Business leaders anxious over data security – report
New research from SAS has revealed 80% of business leaders are anxious about data privacy and security.
Additionally, many acknowledge a lack of governance framework in their establishments; with a mere 10% confident about their regulatory compliance readiness. This information proceeds from a novel study that analyses the current sentiments towards generative artificial intelligence (GenAI).
The research, which surveyed 300 US data analytics decision makers and GenAI strategists, looked into investment scopes and the prominent hurdles companies struggle with.
The research found that while organisations demonstrate considerable enthusiasm for GenAI, recognising its potential to augment both business and human productivity, this enthusiasm is clouded by several challenges, including understanding gaps, an absence of strategic planning, and a talent deficit.

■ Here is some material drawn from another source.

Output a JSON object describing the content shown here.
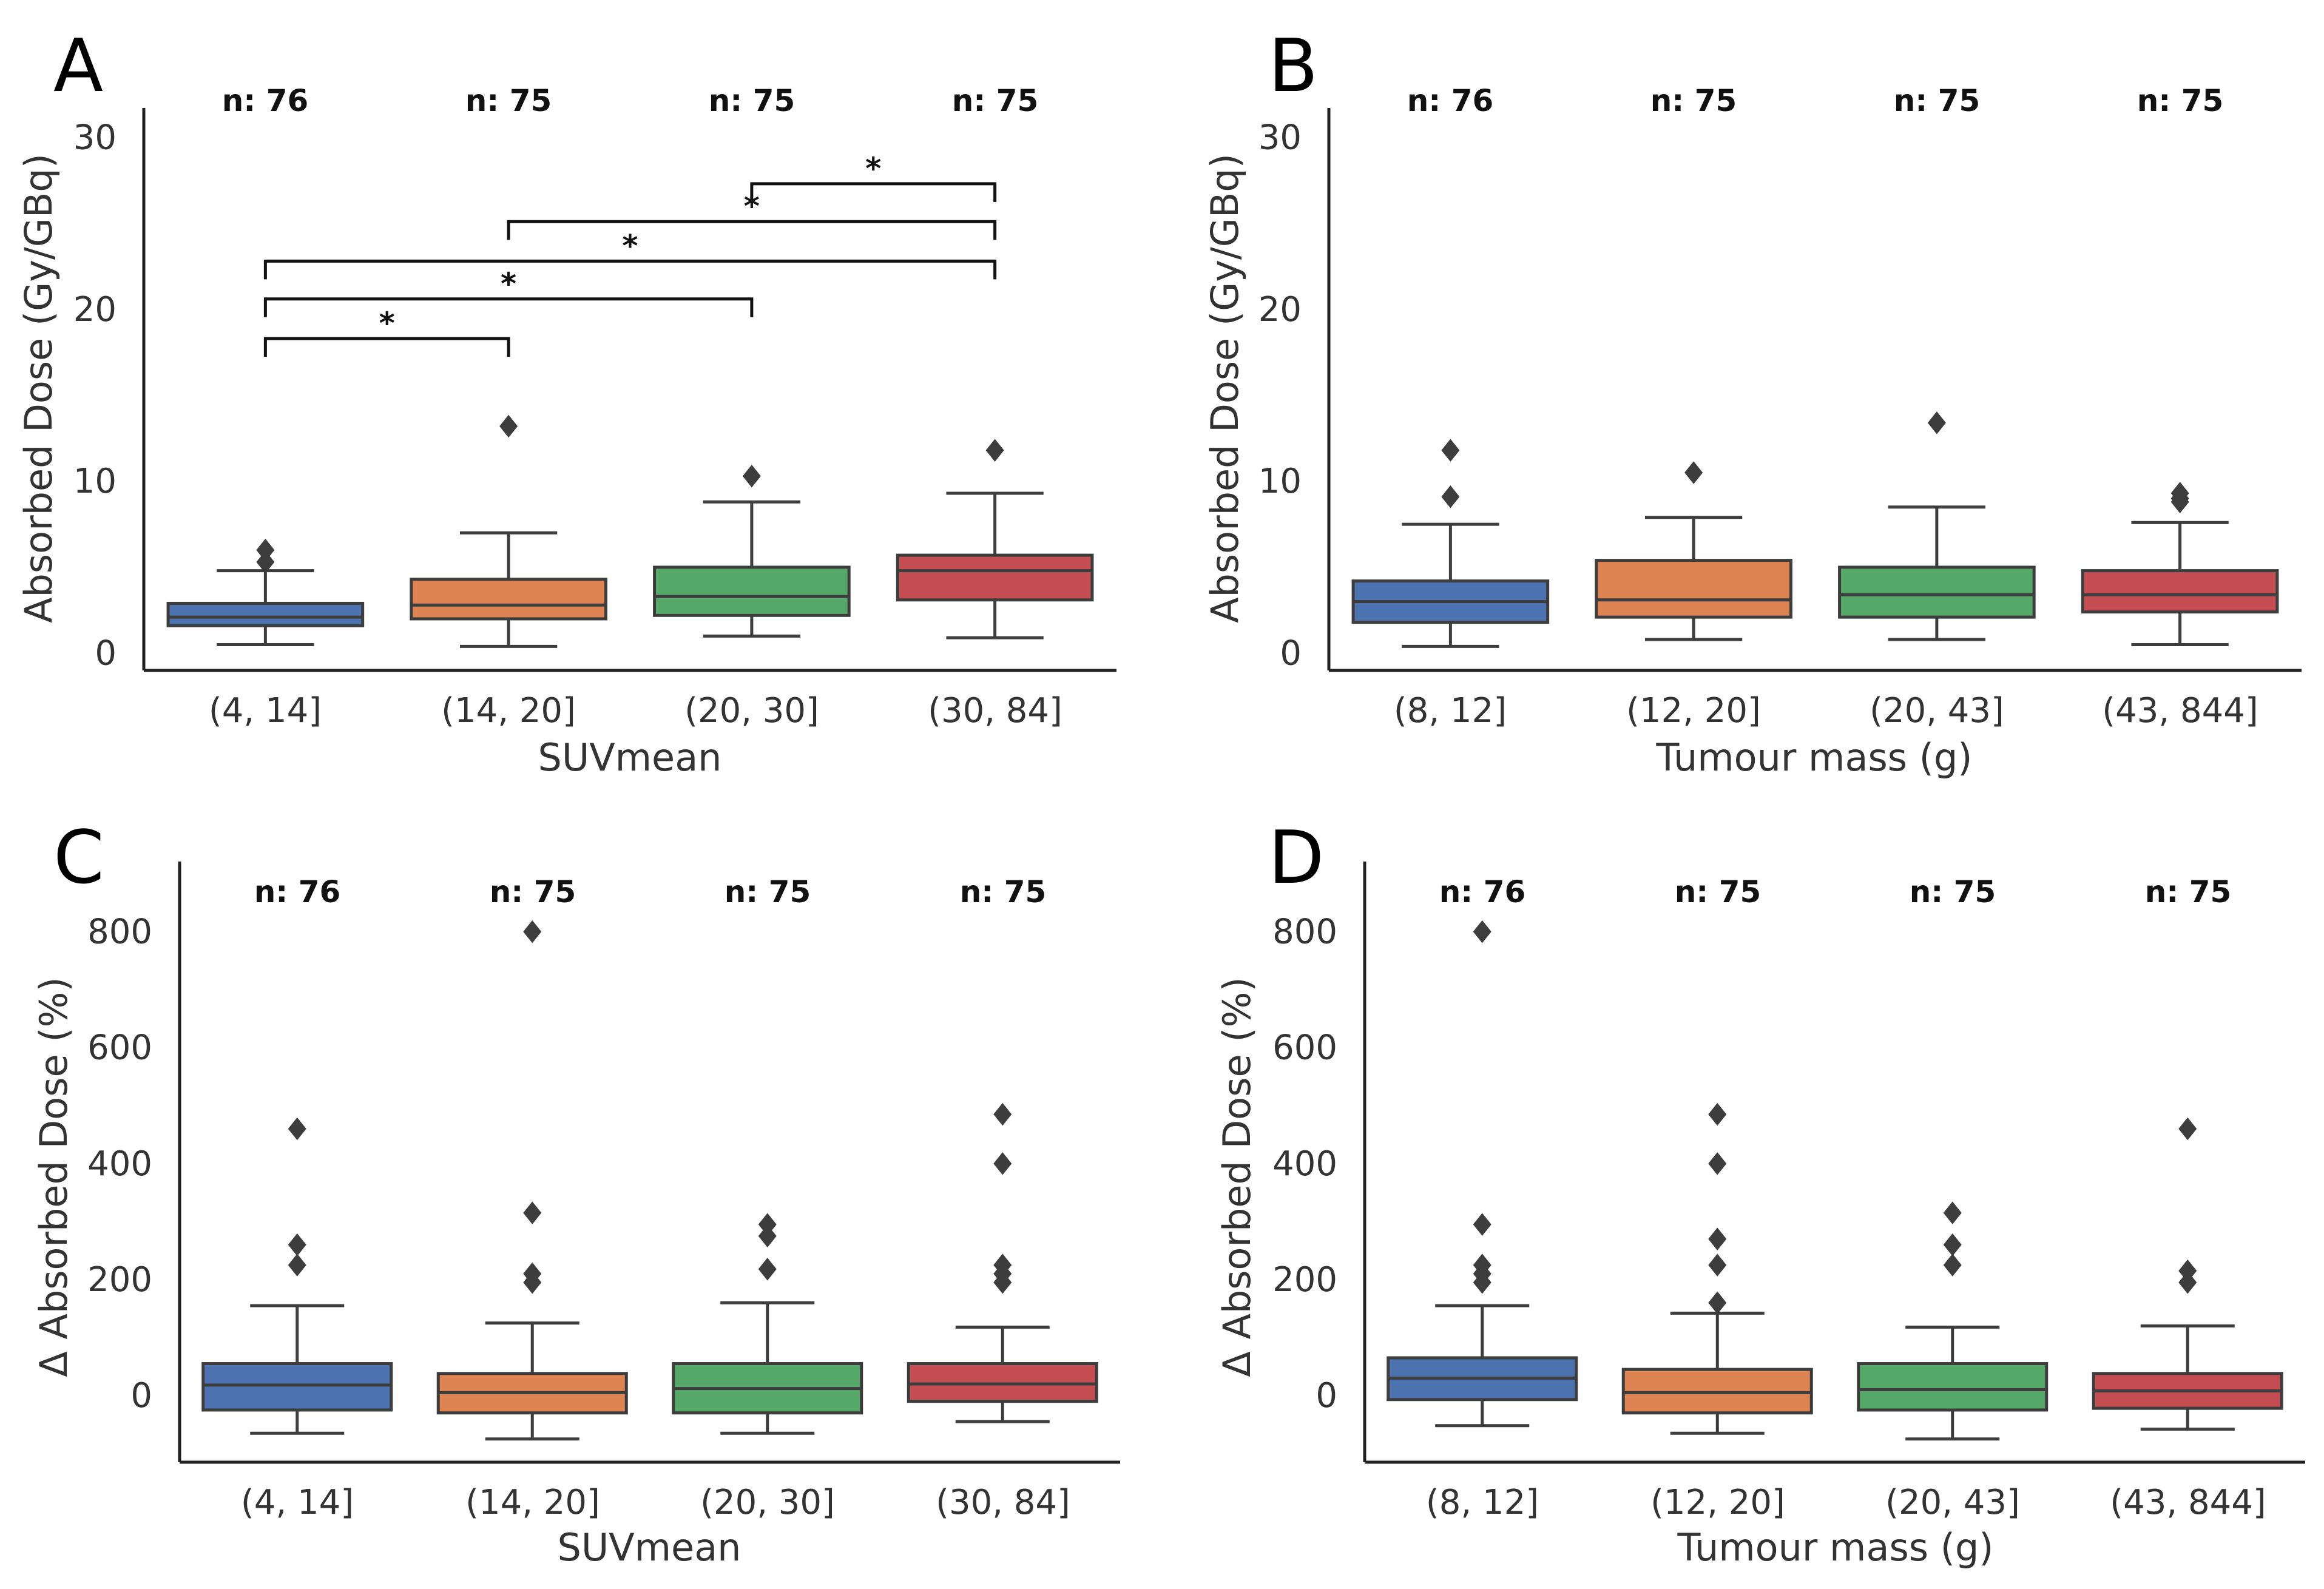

Marinela Profi, Strategic AI Advisor at SAS, explains, "GenAI should be treated as an ideal contributor to hyper automation and acceleration of existing processes and systems rather than a shiny new toy that will realise all business aspirations."
Profi emphasises the importance of developing a progressive strategy and the need to invest in technology that efficiently integrates, governs, and explains large language models (LLMs).
Organisations are hitting stumbling blocks in four key areas of implementation:
• Increasing trust in data usage and achieving compliance. Only one in 10 organisations has a reliable system in place to measure bias and privacy risk in LLMs. Moreover, 93% of U.S. businesses lack a comprehensive governance framework for GenAI, and the majority are at risk of noncompliance when it comes to regulation.
• Integrating GenAI into existing systems and processes. Organisations reveal they're experiencing compatibility issues when trying to combine GenAI with their current systems.
• Talent and skills. In-house GenAI is lacking. As HR departments encounter a scarcity of suitable hires, organisational leaders worry they don't have access to the necessary skills to make the most of their GenAI investment.
• Predicting costs. Leaders cite prohibitive direct and indirect costs associated with using LLMs. Model creators provide a token cost estimate (which organisations now realise is prohibitive). But the costs for private knowledge preparation, training and ModelOps management are lengthy and complex.
"It's going to come down to identifying real-world use cases that deliver the highest value and solve human needs in a sustainable and scalable manner," said Profi.
"In an era where AI technology evolves almost daily, competitive advantage is highly dependent on the ability to embrace the resiliency rules."